Imaginémonos el uno al otro, imaginemos los dos juntos.

Estoy cayendo al precipicio. Vengo de picada como una bala desafortunada. En instantes, suelo recoger las piernas y nuevamente vuelvo a estirarlas. Pero la caída es inminente. Dentro de 20 o 30 segundos, todo lo que en vida ha sido una esencia humana atolondrada y superflua, se convertirá en cuestión de segundos, en millones de nada esparcidos como polvo al aire. En interminables ceros a la izquierda, que rebotaran eternamente, calcinados por el fuego de una memoria envejecida.
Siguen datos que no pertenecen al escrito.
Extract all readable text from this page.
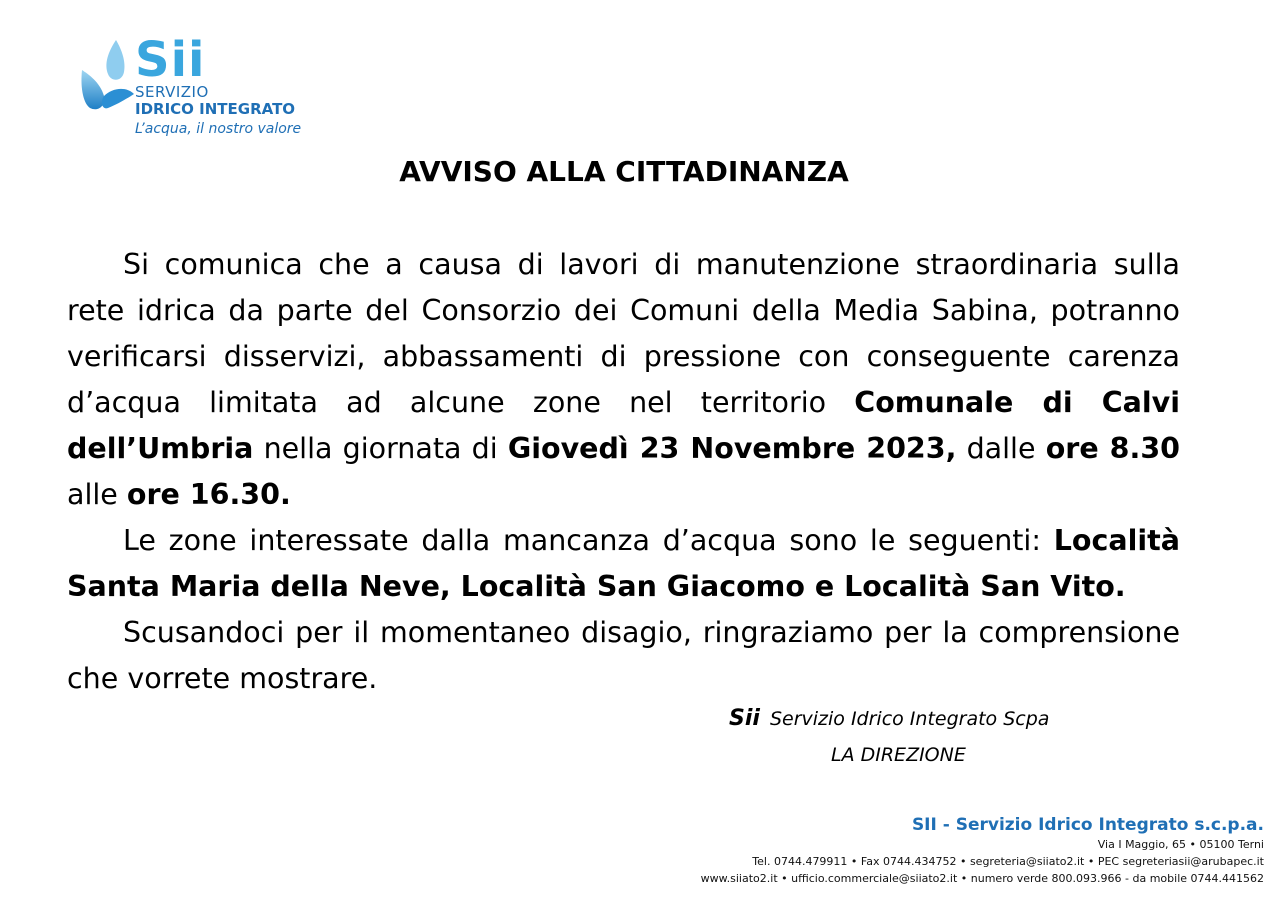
Sii
SERVIZIO
IDRICO INTEGRATO
L’acqua, il nostro valore
AVVISO ALLA CITTADINANZA

Si comunica che a causa di lavori di manutenzione straordinaria sulla rete idrica da parte del Consorzio dei Comuni della Media Sabina, potranno verificarsi disservizi, abbassamenti di pressione con conseguente carenza d’acqua limitata ad alcune zone nel territorio Comunale di Calvi dell’Umbria nella giornata di Giovedì 23 Novembre 2023, dalle ore 8.30 alle ore 16.30.

Le zone interessate dalla mancanza d’acqua sono le seguenti: Località Santa Maria della Neve, Località San Giacomo e Località San Vito.

Scusandoci per il momentaneo disagio, ringraziamo per la comprensione che vorrete mostrare.

Sii Servizio Idrico Integrato Scpa
LA DIREZIONE
SII - Servizio Idrico Integrato s.c.p.a.
Via I Maggio, 65 • 05100 Terni
Tel. 0744.479911 • Fax 0744.434752 • segreteria@siiato2.it • PEC segreteriasii@arubapec.it
www.siiato2.it • ufficio.commerciale@siiato2.it • numero verde 800.093.966 - da mobile 0744.441562
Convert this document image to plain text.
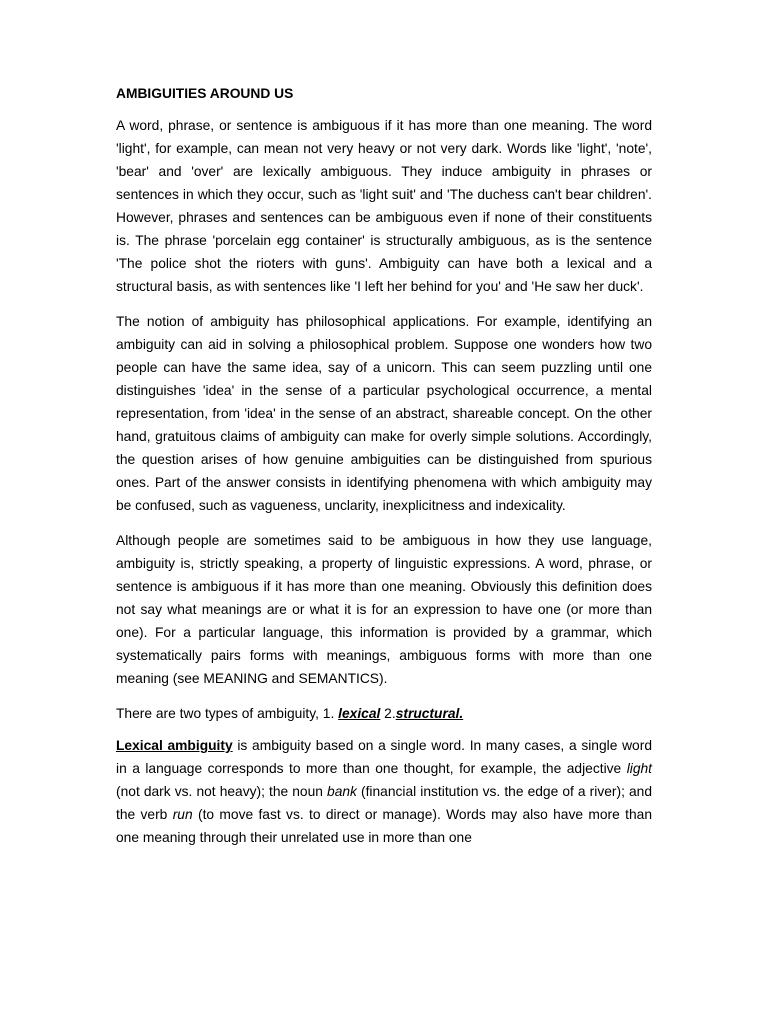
AMBIGUITIES AROUND US

A word, phrase, or sentence is ambiguous if it has more than one meaning. The word 'light', for example, can mean not very heavy or not very dark. Words like 'light', 'note', 'bear' and 'over' are lexically ambiguous. They induce ambiguity in phrases or sentences in which they occur, such as 'light suit' and 'The duchess can't bear children'. However, phrases and sentences can be ambiguous even if none of their constituents is. The phrase 'porcelain egg container' is structurally ambiguous, as is the sentence 'The police shot the rioters with guns'. Ambiguity can have both a lexical and a structural basis, as with sentences like 'I left her behind for you' and 'He saw her duck'.

The notion of ambiguity has philosophical applications. For example, identifying an ambiguity can aid in solving a philosophical problem. Suppose one wonders how two people can have the same idea, say of a unicorn. This can seem puzzling until one distinguishes 'idea' in the sense of a particular psychological occurrence, a mental representation, from 'idea' in the sense of an abstract, shareable concept. On the other hand, gratuitous claims of ambiguity can make for overly simple solutions. Accordingly, the question arises of how genuine ambiguities can be distinguished from spurious ones. Part of the answer consists in identifying phenomena with which ambiguity may be confused, such as vagueness, unclarity, inexplicitness and indexicality.

Although people are sometimes said to be ambiguous in how they use language, ambiguity is, strictly speaking, a property of linguistic expressions. A word, phrase, or sentence is ambiguous if it has more than one meaning. Obviously this definition does not say what meanings are or what it is for an expression to have one (or more than one). For a particular language, this information is provided by a grammar, which systematically pairs forms with meanings, ambiguous forms with more than one meaning (see MEANING and SEMANTICS).

There are two types of ambiguity, 1. lexical 2.structural.

Lexical ambiguity is ambiguity based on a single word. In many cases, a single word in a language corresponds to more than one thought, for example, the adjective light (not dark vs. not heavy); the noun bank (financial institution vs. the edge of a river); and the verb run (to move fast vs. to direct or manage). Words may also have more than one meaning through their unrelated use in more than one
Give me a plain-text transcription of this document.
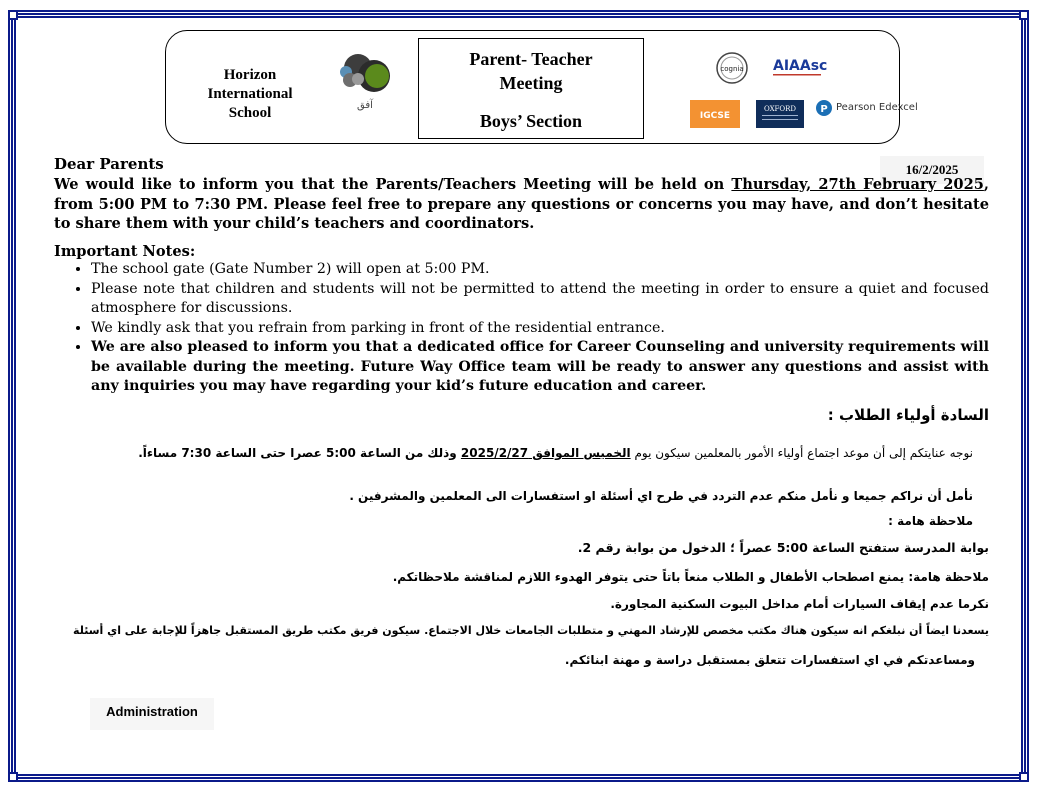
Horizon International School	آفق
Parent- Teacher Meeting
Boys’ Section
cognia AIAAsc
IGCSE
OXFORD P Pearson Edexcel
16/2/2025
Dear Parents
We would like to inform you that the Parents/Teachers Meeting will be held on Thursday, 27th February 2025, from 5:00 PM to 7:30 PM. Please feel free to prepare any questions or concerns you may have, and don’t hesitate to share them with your child’s teachers and coordinators.
Important Notes:
• The school gate (Gate Number 2) will open at 5:00 PM.
• Please note that children and students will not be permitted to attend the meeting in order to ensure a quiet and focused atmosphere for discussions.
• We kindly ask that you refrain from parking in front of the residential entrance.
• We are also pleased to inform you that a dedicated office for Career Counseling and university requirements will be available during the meeting. Future Way Office team will be ready to answer any questions and assist with any inquiries you may have regarding your kid’s future education and career.
السادة أولياء الطلاب :
نوجه عنايتكم إلى أن موعد اجتماع أولياء الأمور بالمعلمين سيكون يوم الخميس الموافق 2025/2/27 وذلك من الساعة 5:00 عصرا حتى الساعة 7:30 مساءاً.
نأمل أن نراكم جميعا و نأمل منكم عدم التردد في طرح اي أسئلة او استفسارات الى المعلمين والمشرفين .
ملاحظة هامة :
بوابة المدرسة ستفتح الساعة 5:00 عصراً ؛ الدخول من بوابة رقم 2.
ملاحظة هامة: يمنع اصطحاب الأطفال و الطلاب منعاً باتاً حتى يتوفر الهدوء اللازم لمناقشة ملاحظاتكم.
نكرما عدم إيقاف السيارات أمام مداخل البيوت السكنية المجاورة.
يسعدنا ايضاً أن نبلغكم انه سيكون هناك مكتب مخصص للإرشاد المهني و متطلبات الجامعات خلال الاجتماع. سيكون فريق مكتب طريق المستقبل جاهزاً للإجابة على اي أسئلة
ومساعدتكم في اي استفسارات تتعلق بمستقبل دراسة و مهنة ابنائكم.
Administration
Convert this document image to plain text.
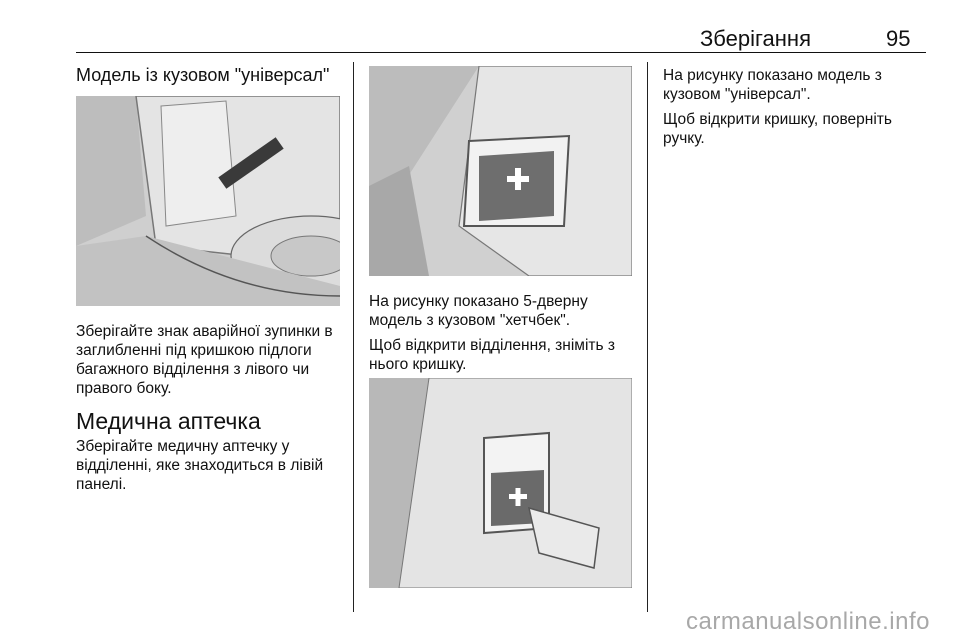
Зберігання	95

Модель із кузовом "універсал"

Зберігайте знак аварійної зупинки в заглибленні під кришкою підлоги багажного відділення з лівого чи правого боку.

Медична аптечка

Зберігайте медичну аптечку у відділенні, яке знаходиться в лівій панелі.

На рисунку показано 5-дверну модель з кузовом "хетчбек".

Щоб відкрити відділення, зніміть з нього кришку.

На рисунку показано модель з кузовом "універсал".

Щоб відкрити кришку, поверніть ручку.

carmanualsonline.info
Quizás, entonces pueda descansar. Solo entonces cuando el vago recuerdo de tu cuerpo almidonado se convierta en una fantasma sin ilusiones, acostumbrado a perder todas las partidas, pueda hallar ese orificio de luz al final de mis vertebras. Es un acertijo irreconocible, el final de esta caída prematura. Sin embargo, estuvo escrito en las profecías milenarias de algún mundo irreal, desde aquellos años lucidos y juveniles. Siempre lo supe. Estaba seguro de que al terminar el camino todo se disiparía en un segundo letal. Aunque el precipicio con todo y su textura robusta, inherente y sólida, nunca estuvo en mis planes. Iré lentamente uniéndome a sus costumbres como un familiar lejano que visita un lugar y se queda por siempre. Igual, después del precipicio, solo restan días horizontales que siguen un camino sin retorno y yo soy uno de ellos.